Cassava – What Is A Cassava and What Are Its Health Benefits?

Here are some things about cassava including its benefits and uses.

CASSAVA – A famous root vegetable found in many countries is cassava and here are some of its health benefits and uses in cooking.

Root vegetable cassava is famous and growing in many countries. It is known for its poisonous content cyanide. The raw ones have toxic cyanide, and it takes proper care and the correct method to prepare this safely. This also means that you shouldn’t eat this raw.

Cassava
Photo lifted from Healthline

It has a scientific name Manihot esculenta and also called manioc, mandioca, or yuca. Flour, bread, tapioca, laundry starch, and an alcoholic beverage are derived from this root crop. The tubers have a mild nutty taste.

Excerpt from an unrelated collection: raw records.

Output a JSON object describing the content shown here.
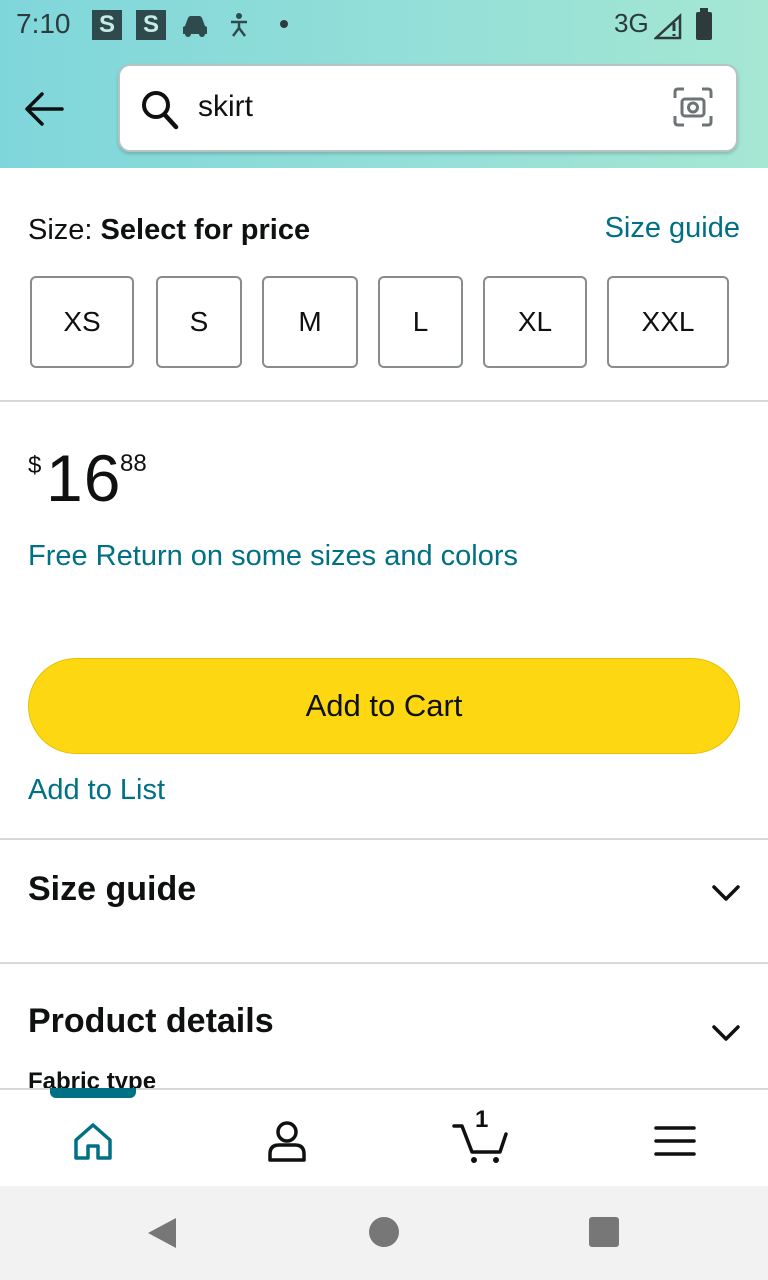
{
  "status_bar": {
    "time": "7:10",
    "icons": [
      "s-notification-icon",
      "s-notification-icon",
      "car-icon",
      "accessibility-icon",
      "dot-icon"
    ],
    "s_label": "S",
    "network": "3G",
    "battery": "battery-icon"
  },
  "header": {
    "back_icon": "arrow-left-icon",
    "search": {
      "value": "skirt",
      "search_icon": "search-icon",
      "camera_icon": "camera-scan-icon"
    }
  },
  "size_selector": {
    "label": "Size:",
    "prompt": "Select for price",
    "guide_link": "Size guide",
    "options": [
      "XS",
      "S",
      "M",
      "L",
      "XL",
      "XXL"
    ]
  },
  "price": {
    "currency": "$",
    "whole": "16",
    "fraction": "88"
  },
  "free_return": "Free Return on some sizes and colors",
  "add_to_cart": "Add to Cart",
  "add_to_list": "Add to List",
  "sections": {
    "size_guide": "Size guide",
    "product_details": "Product details",
    "fabric_type": "Fabric type"
  },
  "bottom_nav": {
    "items": [
      "home-icon",
      "account-icon",
      "cart-icon",
      "menu-icon"
    ],
    "cart_count": "1",
    "active": "home"
  },
  "colors": {
    "accent": "#007185",
    "button": "#fcd712",
    "header_gradient_start": "#7fd6da",
    "header_gradient_end": "#a5e7d3"
  }
}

To be able to consume this safely, the peel must be taken away generously and the tubers must be well-cooked. Tubers are also sometimes soaked beforehand so the harmful chemicals are taken away.

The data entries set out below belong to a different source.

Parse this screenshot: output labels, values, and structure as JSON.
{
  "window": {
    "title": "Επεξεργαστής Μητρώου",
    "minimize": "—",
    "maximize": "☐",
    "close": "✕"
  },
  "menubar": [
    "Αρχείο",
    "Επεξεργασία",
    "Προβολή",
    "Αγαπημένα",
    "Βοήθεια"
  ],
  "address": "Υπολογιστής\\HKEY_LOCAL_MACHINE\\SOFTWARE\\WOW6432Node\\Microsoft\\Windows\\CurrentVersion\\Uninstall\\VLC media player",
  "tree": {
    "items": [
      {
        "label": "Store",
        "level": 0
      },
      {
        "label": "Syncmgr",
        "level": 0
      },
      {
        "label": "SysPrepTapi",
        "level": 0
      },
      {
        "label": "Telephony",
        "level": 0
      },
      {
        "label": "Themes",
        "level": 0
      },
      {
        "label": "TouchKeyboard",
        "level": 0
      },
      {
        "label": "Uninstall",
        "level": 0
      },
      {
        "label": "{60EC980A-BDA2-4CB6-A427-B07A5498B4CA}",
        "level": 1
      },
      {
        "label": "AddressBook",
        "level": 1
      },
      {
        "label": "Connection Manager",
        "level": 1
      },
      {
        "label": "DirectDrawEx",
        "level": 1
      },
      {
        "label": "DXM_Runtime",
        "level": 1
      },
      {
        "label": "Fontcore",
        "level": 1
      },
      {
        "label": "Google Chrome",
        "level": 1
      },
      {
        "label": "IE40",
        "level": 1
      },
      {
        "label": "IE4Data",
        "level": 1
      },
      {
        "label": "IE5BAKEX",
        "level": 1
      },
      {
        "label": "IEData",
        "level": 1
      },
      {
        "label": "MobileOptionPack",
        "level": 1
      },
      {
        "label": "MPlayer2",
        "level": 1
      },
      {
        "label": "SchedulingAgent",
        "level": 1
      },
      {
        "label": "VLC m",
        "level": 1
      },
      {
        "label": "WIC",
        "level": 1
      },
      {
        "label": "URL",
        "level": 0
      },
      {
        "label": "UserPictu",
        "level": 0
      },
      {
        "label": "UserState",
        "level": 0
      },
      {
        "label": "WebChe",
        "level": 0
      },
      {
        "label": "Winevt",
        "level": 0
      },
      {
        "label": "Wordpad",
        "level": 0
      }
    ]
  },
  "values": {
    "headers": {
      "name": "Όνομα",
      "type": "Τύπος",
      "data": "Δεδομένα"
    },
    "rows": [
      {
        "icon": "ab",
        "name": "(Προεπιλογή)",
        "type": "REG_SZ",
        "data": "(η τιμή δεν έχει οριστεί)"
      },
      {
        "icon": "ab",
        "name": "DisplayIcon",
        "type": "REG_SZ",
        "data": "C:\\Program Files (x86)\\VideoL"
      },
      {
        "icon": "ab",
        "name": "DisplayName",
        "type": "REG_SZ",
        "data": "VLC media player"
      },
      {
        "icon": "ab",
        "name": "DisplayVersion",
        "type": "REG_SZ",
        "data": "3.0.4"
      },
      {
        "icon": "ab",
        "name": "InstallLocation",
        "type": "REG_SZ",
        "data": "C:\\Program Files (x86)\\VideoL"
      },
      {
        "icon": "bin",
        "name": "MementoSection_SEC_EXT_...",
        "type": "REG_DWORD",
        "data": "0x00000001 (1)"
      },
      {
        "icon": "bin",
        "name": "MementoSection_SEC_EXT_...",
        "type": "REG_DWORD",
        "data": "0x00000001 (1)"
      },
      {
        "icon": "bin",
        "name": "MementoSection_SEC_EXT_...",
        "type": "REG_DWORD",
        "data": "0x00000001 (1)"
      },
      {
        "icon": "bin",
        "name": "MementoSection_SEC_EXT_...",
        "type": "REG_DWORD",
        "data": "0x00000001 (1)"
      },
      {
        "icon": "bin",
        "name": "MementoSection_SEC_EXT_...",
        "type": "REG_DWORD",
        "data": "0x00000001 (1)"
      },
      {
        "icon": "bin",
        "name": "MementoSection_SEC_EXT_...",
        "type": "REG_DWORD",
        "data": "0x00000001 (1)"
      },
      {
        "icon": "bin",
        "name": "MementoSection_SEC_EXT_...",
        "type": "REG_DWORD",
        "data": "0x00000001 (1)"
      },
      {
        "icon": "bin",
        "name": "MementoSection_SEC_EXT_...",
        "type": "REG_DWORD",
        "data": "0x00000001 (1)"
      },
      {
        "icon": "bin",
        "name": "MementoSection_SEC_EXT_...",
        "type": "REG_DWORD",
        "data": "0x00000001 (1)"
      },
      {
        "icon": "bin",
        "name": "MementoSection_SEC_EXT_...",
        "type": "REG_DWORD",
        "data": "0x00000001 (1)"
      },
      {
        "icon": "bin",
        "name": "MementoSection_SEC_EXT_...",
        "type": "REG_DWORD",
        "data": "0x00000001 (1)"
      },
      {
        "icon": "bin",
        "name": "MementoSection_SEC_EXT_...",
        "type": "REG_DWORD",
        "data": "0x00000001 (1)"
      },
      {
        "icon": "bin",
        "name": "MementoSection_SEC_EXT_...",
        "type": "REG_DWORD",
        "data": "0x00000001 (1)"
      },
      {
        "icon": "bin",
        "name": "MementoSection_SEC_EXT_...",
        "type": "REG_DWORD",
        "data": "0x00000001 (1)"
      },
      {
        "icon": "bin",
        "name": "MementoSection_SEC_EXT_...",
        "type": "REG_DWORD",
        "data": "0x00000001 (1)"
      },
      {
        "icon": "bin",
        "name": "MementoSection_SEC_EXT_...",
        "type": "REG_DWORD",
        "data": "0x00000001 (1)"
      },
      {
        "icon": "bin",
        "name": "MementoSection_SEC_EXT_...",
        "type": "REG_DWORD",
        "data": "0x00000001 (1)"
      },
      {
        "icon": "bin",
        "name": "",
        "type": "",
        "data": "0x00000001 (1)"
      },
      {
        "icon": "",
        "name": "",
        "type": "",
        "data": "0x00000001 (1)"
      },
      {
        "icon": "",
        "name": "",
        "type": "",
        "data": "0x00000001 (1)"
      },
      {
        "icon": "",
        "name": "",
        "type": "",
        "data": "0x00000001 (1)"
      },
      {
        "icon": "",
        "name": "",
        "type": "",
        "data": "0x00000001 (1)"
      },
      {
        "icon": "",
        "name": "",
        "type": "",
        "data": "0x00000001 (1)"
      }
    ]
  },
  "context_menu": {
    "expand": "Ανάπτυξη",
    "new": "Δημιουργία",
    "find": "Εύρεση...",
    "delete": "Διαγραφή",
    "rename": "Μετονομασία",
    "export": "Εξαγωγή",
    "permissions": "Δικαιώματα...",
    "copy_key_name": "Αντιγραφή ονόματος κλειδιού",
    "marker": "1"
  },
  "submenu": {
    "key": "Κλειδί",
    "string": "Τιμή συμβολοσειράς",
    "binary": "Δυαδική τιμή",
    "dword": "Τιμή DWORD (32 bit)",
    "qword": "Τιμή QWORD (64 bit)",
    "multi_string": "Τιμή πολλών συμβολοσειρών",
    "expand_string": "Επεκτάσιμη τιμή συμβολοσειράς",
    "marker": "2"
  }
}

Improper ways to prepare for this might lead to acute cyanide intoxication.

Meanwhile, there are a lot of good things that this actually has. It is a good source of dietary fiber. It also has vitamin C, thiamin, folic acid, manganese, and potassium. 

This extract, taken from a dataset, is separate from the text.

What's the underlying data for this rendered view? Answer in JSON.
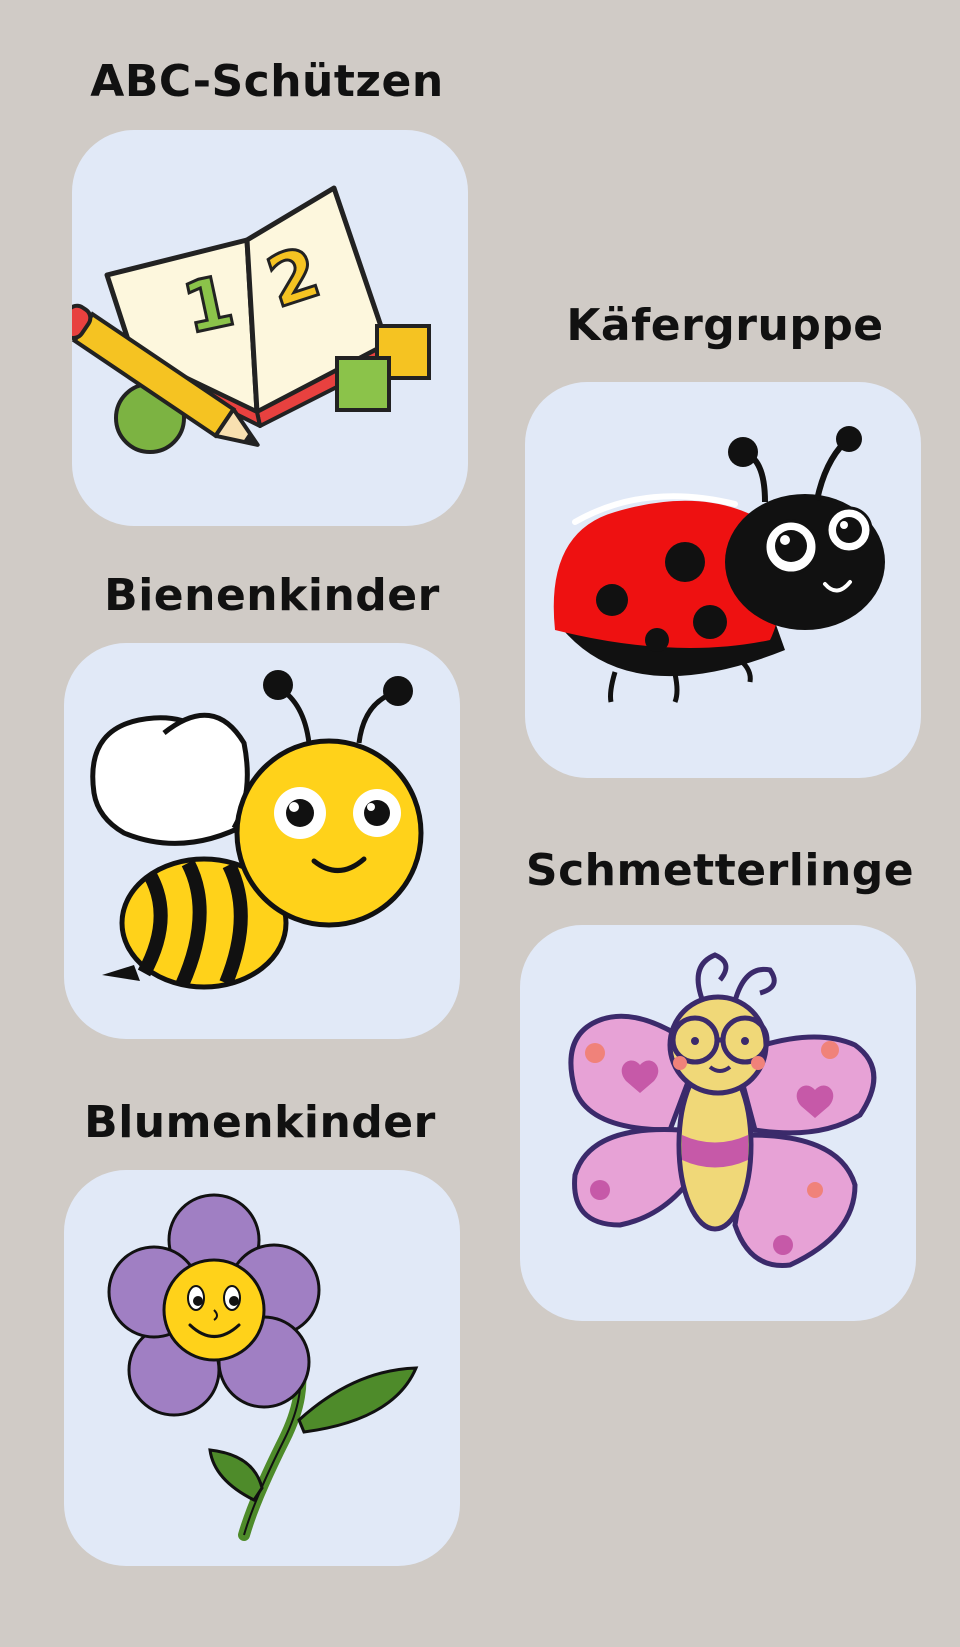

Vitamin C it contains acts as an antioxidant and at the same time, supports collagen production and improves immunity.

 3.5 ounces (100 grams) of cooked cassava has the following:

  • Calories: 191
  • Protein: 1.5 grams
  • Fat: 3 grams
  • Carbs: 40 grams
  • Fiber: 2 grams
  • Vitamin C: 20% of the Daily Value (DV)
  • Copper: 12% of the DV
  • Thiamine: 7% of the DV
  • Folate: 6% of the DV
  • Vitamin B6: 6% of the DV
  • Potassium: 6% of the DV
  • Magnesium: 5% of the DV
  • Niacin: 5% of the DV

The Centers for Disease Control and Prevention (CDC) suggests that the tubers must be soaked in water for four to six days.